We find ourselves professionally facing different goals to be achieved with different target audience, more often than not those of the same clients. Striking the right tone can have several advantages over a more generic “by the book” approach to communications. Besides achieving your goal, it establishes and/or strengthens your relationship with your target audience.
It builds your credibility, by demonstrating your attitude towards the subject and the target audience. It engages the target audience and their ilk well, and the right tone is more likely to turn a monologue into a dialogue.
Whether it’s a media release, a company blog or online response management, the approach to striking the right tone involves knowing our goal to that conversation clearly – the impact on our target audience that we want to create and the corresponding action that we want them to take. The more precise these goal definitions are, the easier it becomes to approach communications more accurately.
Naturally it is assumed that communicators tackling this issue have a robust understanding of their target audience. For instance your client maybe a standalone firm, but they may be speaking to a variety of audiences – customers, consumers, investors, value chain partners, regulatory bodies, civil society etc. It is a good practice to study these audiences’ preferences thoroughly and well in advance. Thoroughly being the key word here. When Lenovo was undergoing a rebranding exercise, they made efforts to understand their target – predominantly the Chinese youth, on as many parameters as possible. In a book that I would highly recommend to communicators – ‘Creative Intelligence’, author Bruce Nussbaum has described this process as ‘Immersion’. Lenovo studied a very comprehensive set of cultural aspects of their audiences’ ecosystem; from eating habits to their wardrobes, to the colours they liked to music that they liked to listen. Their successful rebranding and the journey after is a case study in accurate target audience understanding.

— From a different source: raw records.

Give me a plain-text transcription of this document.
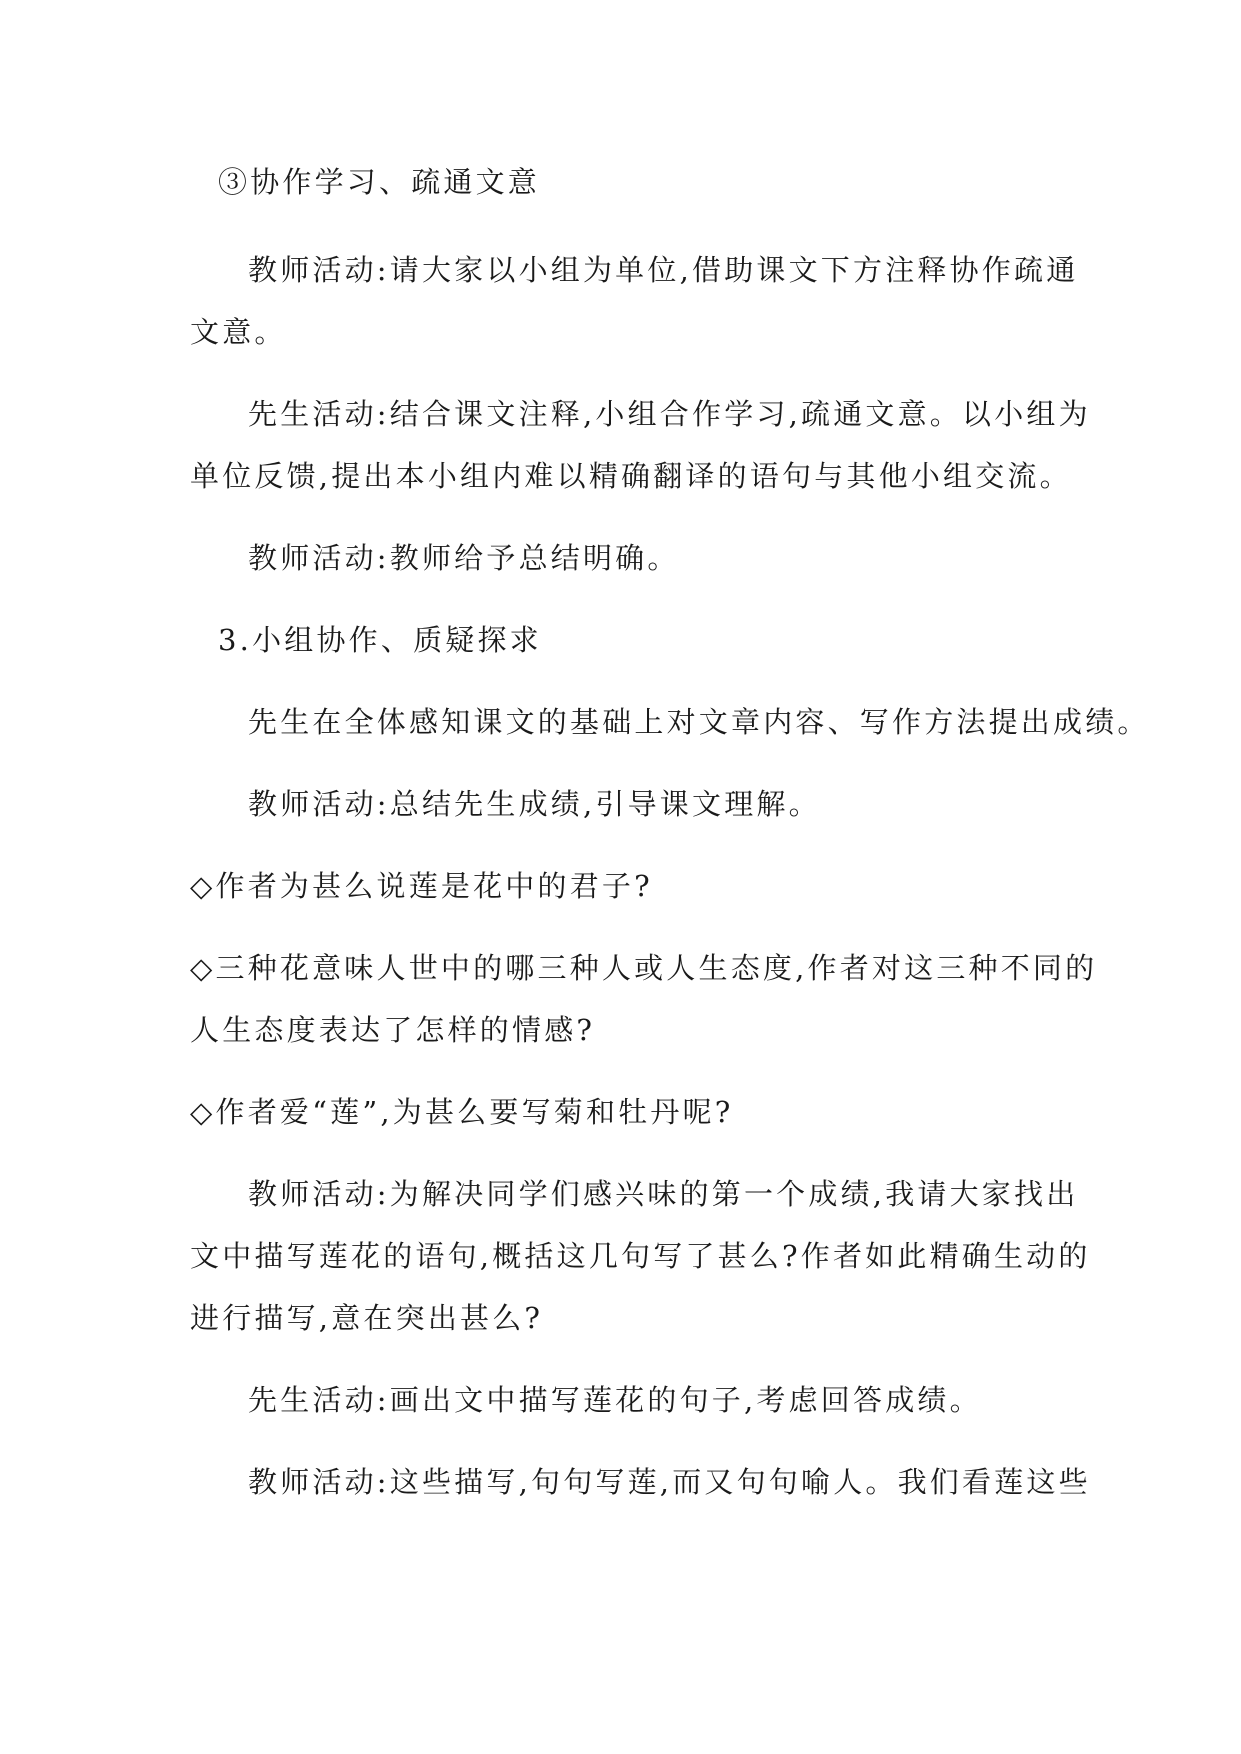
③协作学习、疏通文意

教师活动:请大家以小组为单位,借助课文下方注释协作疏通

文意。

先生活动:结合课文注释,小组合作学习,疏通文意。以小组为

单位反馈,提出本小组内难以精确翻译的语句与其他小组交流。

教师活动:教师给予总结明确。

3.小组协作、质疑探求

先生在全体感知课文的基础上对文章内容、写作方法提出成绩。

教师活动:总结先生成绩,引导课文理解。

◇作者为甚么说莲是花中的君子?

◇三种花意味人世中的哪三种人或人生态度,作者对这三种不同的

人生态度表达了怎样的情感?

◇作者爱“莲”,为甚么要写菊和牡丹呢?

教师活动:为解决同学们感兴味的第一个成绩,我请大家找出

文中描写莲花的语句,概括这几句写了甚么?作者如此精确生动的

进行描写,意在突出甚么?

先生活动:画出文中描写莲花的句子,考虑回答成绩。

教师活动:这些描写,句句写莲,而又句句喻人。我们看莲这些
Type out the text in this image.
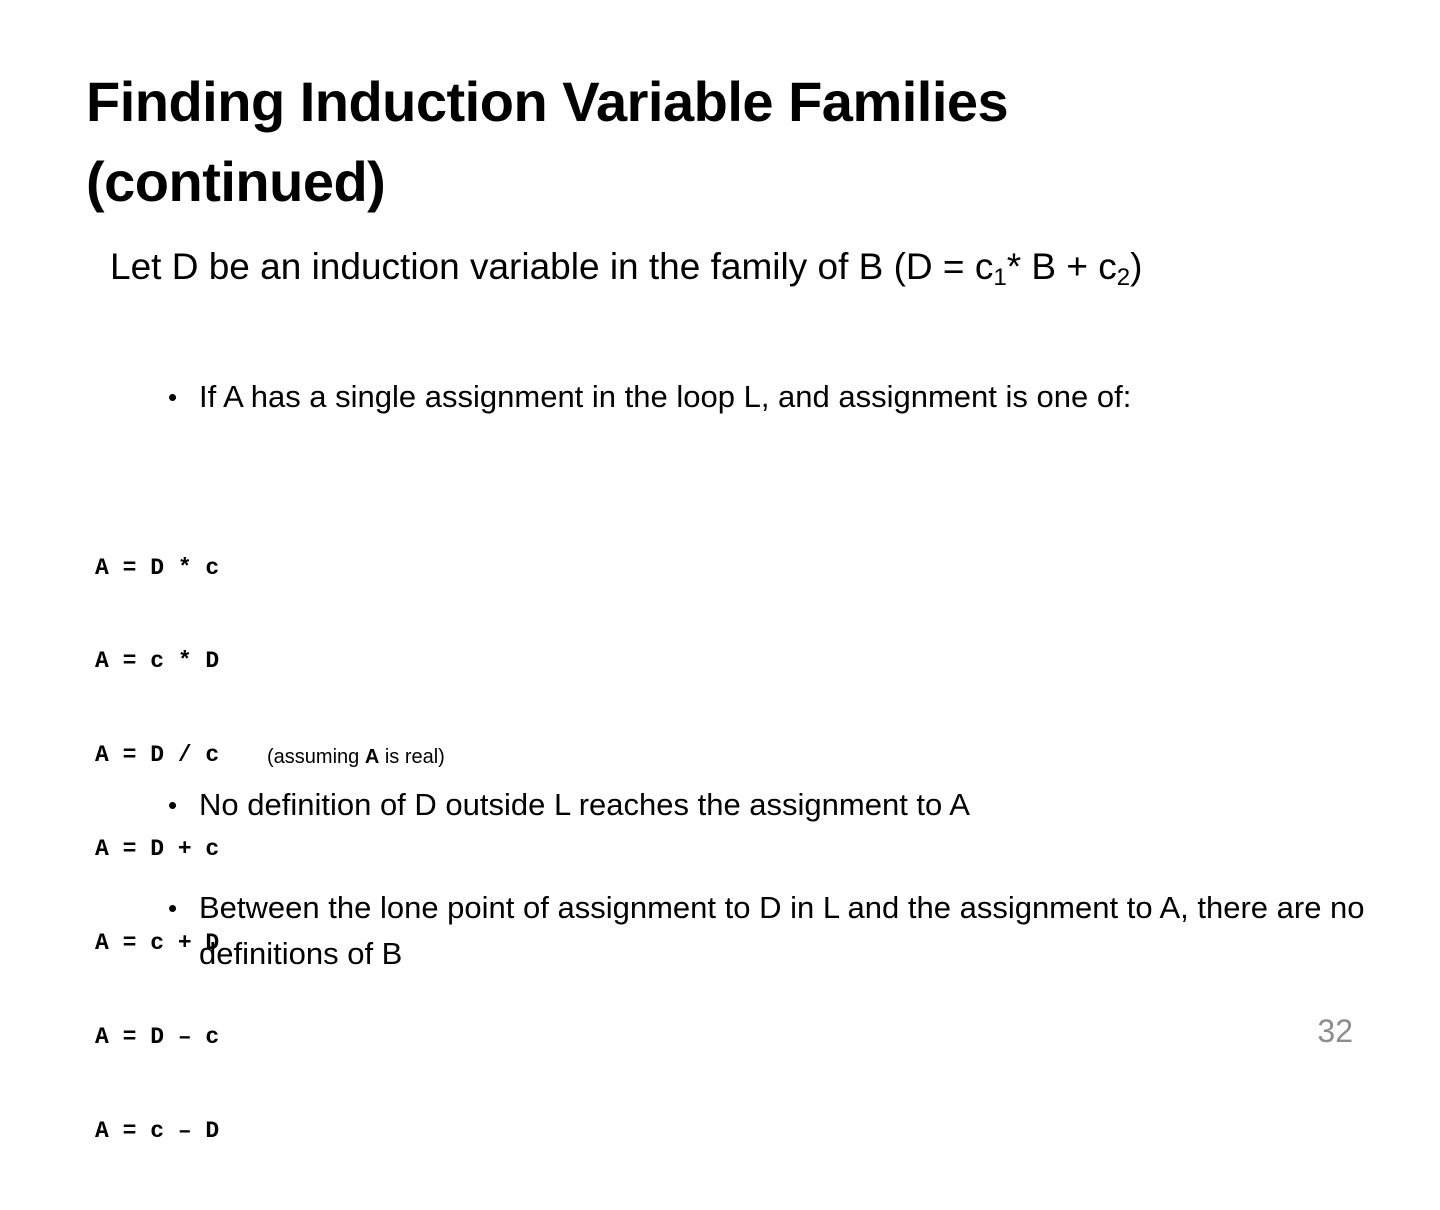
Finding Induction Variable Families
(continued)
Let D be an induction variable in the family of B ($D = c_1*$ $B + c_2$)
• If A has a single assignment in the loop L, and assignment is one of:

A = D * c

A = c * D

A = D / c (assuming A is real)

A = D + c

A = c + D

A = D – c

A = c – D

• No definition of D outside L reaches the assignment to A
• Between the lone point of assignment to D in L and the assignment to A, there are no definitions of B
32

While this depth of study may not be possible (or greatly necessary) when one has to put out a media release that has vaguely something to do with the channel partners of their clients, it saves time to have studied and mapped these preferences beforehand. A classification of target audience types and the goals that are likely to be achieved with them can be made, and through pre-emption and experience this matrix of the right tones to be used in each goal-audience combination can be populated. It could look something like this:
Tonality Cheat Sheet | Audiences | ||||||
Customers | Consumers | Investor | Partners | Employees | …… | ||
Goals | Interest | ||||||
Clarification | |||||||
Engagement | |||||||
Crisis | |||||||
…… |
This cheat sheet can be handy for communicators who tend to juggle between a varied group of clients and their audiences. Of course this must be continuously reassessed for its accuracy and relevant, but it is a small step towards objectivity into an area that would largely be considered as subjective – tonality.